I costruttori europei di auto sono troppo lenti
Sviluppo quattro volte più lento e costi quadruplicati rispetto alla Cina: il gap temporale è insostenibile
di Tommaso Marcoli© Getty Images
La crisi di competitività che sta investendo l'industria automobilistica europea si riassume in un'unica variabile: il tempo. Secondo l'analisi di Dirk Slama (Bosch), il vero vantaggio dei costruttori cinesi non risiede tanto nella qualità del software, quanto in una velocità di esecuzione industriale che i marchi occidentali non riescono nemmeno a concepire.
Troppo lenti
Mentre un costruttore europeo impiega in media tra i 48 e i 54 mesi per sviluppare un nuovo modello partendo da un foglio bianco, i concorrenti cinesi completano lo stesso processo in appena 24-30 mesi.

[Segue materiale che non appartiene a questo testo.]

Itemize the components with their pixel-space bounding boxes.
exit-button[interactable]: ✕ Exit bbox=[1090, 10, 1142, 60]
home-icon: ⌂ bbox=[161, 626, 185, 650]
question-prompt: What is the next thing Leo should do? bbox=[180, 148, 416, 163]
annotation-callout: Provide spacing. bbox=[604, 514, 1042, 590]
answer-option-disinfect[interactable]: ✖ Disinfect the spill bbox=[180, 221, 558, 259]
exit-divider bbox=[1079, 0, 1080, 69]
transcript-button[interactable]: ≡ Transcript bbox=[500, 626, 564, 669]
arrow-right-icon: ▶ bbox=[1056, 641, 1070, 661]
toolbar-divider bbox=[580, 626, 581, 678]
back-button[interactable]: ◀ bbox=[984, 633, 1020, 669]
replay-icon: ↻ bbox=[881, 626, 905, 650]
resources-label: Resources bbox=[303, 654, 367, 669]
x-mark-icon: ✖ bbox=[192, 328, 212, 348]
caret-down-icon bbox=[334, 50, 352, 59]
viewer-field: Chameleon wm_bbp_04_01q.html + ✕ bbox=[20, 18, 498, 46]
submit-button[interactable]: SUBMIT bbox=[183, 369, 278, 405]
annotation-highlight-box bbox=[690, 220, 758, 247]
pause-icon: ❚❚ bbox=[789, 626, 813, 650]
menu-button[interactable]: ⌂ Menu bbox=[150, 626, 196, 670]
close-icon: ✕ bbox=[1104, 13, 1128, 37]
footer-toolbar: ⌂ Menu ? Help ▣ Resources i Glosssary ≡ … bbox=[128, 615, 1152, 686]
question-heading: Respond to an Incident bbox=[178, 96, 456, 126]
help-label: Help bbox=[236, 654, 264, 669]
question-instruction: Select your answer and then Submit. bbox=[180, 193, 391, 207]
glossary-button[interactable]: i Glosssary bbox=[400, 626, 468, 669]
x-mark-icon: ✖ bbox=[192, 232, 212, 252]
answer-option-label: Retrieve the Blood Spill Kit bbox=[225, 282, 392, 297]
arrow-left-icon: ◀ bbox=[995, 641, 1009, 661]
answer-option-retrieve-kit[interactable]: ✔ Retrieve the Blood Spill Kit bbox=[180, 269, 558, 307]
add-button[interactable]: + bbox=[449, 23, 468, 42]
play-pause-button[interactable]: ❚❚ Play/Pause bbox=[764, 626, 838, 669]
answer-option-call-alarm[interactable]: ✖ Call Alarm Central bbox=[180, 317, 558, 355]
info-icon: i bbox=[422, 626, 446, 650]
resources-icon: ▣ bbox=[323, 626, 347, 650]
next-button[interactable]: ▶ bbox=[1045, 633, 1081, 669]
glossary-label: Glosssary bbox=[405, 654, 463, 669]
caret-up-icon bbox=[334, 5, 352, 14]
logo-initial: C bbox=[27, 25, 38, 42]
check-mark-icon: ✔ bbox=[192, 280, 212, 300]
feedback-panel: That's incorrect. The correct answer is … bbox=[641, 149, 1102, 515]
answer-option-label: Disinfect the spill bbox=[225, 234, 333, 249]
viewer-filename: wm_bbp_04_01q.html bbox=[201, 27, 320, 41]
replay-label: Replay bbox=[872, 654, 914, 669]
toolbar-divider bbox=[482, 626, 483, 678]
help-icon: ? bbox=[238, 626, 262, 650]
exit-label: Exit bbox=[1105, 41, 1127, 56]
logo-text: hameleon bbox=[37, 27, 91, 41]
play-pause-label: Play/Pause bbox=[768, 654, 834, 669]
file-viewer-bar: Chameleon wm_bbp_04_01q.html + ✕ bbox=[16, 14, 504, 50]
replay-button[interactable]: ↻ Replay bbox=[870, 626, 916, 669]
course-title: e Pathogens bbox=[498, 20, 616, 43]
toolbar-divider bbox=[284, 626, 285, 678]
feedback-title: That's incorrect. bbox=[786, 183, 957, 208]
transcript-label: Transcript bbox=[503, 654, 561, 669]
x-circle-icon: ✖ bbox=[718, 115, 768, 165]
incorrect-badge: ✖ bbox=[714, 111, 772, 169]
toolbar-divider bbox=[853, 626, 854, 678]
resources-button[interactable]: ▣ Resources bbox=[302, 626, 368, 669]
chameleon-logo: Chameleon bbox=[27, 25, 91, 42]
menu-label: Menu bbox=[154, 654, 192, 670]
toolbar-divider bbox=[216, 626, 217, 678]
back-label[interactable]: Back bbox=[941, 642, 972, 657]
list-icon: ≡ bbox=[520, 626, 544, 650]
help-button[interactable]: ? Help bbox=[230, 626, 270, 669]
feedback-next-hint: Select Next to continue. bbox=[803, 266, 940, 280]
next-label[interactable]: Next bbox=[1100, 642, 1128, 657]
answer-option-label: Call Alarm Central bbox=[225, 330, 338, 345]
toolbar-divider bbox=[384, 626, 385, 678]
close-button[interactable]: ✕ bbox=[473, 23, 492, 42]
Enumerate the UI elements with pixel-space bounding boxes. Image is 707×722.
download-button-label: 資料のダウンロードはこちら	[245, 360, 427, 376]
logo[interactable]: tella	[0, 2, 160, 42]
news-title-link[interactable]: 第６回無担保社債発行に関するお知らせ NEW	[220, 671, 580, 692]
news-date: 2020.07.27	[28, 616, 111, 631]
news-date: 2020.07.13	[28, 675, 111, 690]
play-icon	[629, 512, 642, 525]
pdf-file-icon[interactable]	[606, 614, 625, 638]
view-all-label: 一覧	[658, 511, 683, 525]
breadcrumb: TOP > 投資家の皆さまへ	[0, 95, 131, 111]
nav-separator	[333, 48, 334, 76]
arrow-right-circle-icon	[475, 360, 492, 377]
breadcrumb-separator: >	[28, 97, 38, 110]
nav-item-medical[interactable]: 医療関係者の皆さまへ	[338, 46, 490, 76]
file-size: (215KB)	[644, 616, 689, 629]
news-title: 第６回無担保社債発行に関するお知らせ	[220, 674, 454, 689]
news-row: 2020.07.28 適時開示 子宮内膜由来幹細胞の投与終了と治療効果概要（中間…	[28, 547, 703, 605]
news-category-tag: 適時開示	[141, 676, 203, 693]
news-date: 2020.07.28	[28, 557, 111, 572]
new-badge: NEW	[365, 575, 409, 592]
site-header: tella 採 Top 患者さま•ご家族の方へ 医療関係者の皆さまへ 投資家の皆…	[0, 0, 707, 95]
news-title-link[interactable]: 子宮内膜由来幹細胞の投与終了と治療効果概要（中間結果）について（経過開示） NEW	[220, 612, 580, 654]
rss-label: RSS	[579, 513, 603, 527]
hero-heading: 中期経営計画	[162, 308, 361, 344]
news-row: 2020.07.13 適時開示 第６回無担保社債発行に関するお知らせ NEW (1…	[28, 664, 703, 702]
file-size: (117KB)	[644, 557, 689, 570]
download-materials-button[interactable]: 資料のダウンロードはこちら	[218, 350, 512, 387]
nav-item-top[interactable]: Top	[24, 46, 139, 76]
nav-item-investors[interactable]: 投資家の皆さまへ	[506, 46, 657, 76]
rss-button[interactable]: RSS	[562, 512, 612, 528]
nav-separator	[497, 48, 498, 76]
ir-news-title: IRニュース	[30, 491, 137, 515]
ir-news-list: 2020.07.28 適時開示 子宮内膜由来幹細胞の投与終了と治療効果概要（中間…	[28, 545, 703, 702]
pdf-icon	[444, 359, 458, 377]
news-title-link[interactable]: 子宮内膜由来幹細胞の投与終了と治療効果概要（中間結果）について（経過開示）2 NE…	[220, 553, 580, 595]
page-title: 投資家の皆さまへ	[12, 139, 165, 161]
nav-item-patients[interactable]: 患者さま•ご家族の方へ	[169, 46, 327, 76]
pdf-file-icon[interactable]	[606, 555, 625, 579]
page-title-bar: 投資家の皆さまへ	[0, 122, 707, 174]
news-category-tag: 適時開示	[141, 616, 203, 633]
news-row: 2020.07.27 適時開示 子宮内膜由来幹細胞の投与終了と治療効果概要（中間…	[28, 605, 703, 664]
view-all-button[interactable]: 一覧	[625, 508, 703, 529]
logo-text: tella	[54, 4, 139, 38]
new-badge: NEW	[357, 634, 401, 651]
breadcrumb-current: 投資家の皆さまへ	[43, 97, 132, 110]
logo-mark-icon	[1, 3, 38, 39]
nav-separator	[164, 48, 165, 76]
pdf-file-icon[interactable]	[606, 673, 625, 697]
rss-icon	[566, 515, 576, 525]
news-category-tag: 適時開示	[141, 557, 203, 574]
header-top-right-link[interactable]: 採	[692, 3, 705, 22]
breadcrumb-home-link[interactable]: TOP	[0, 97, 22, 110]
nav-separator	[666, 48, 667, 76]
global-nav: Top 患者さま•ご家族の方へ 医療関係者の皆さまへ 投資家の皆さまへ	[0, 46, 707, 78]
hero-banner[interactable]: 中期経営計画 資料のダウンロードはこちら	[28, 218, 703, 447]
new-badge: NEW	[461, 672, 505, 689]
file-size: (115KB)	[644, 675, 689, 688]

Il divario diventa imbarazzante se si analizzano i progetti basati su architetture già esistenti: in Cina bastano dai 9 ai 12 mesi per deliberare e lanciare sul mercato una nuova vettura. Al contrario, i modelli europei rimangono spesso invariati per anni, schiacciati da processi burocratici e metodologie di sviluppo obsolete.
Paghiamo di più
Questo ritardo si riflette direttamente sui costi. Per sviluppare un singolo modello in Europa si spende una cifra con cui a Pechino si finanziano quasi quattro progetti diversi (il costo di sviluppo cinese è pari ad appena il 27% di quello europeo). La radice di questa lentezza strutturale è il persistente utilizzo del "Modello a V" e la conseguente "Integration Hell". Le case automobilistiche europee testano l'interazione tra le centinaia di centraline elettroniche e i software dei fornitori solo negli ultimi sei mesi prima dell'avvio della produzione. Quando i problemi software emergono così tardi, le modifiche bloccano le linee e generano rinvii.
Si può fare meglio
L'ostacolo maggiore per l'Europa rimane la rigida cultura aziendale interna. Le organizzazioni occidentali sono strutturate da un secolo per non commettere errori sulla meccanica, il che si scontra frontalmente con la filosofia software-first del "fallisci presto, correggi subito". Senza una rivoluzione culturale immediata che metta al centro la rapidità d'azione, la lentezza cronica rischia di decretare l'estinzione di molti colossi europei nei prossimi vent'anni.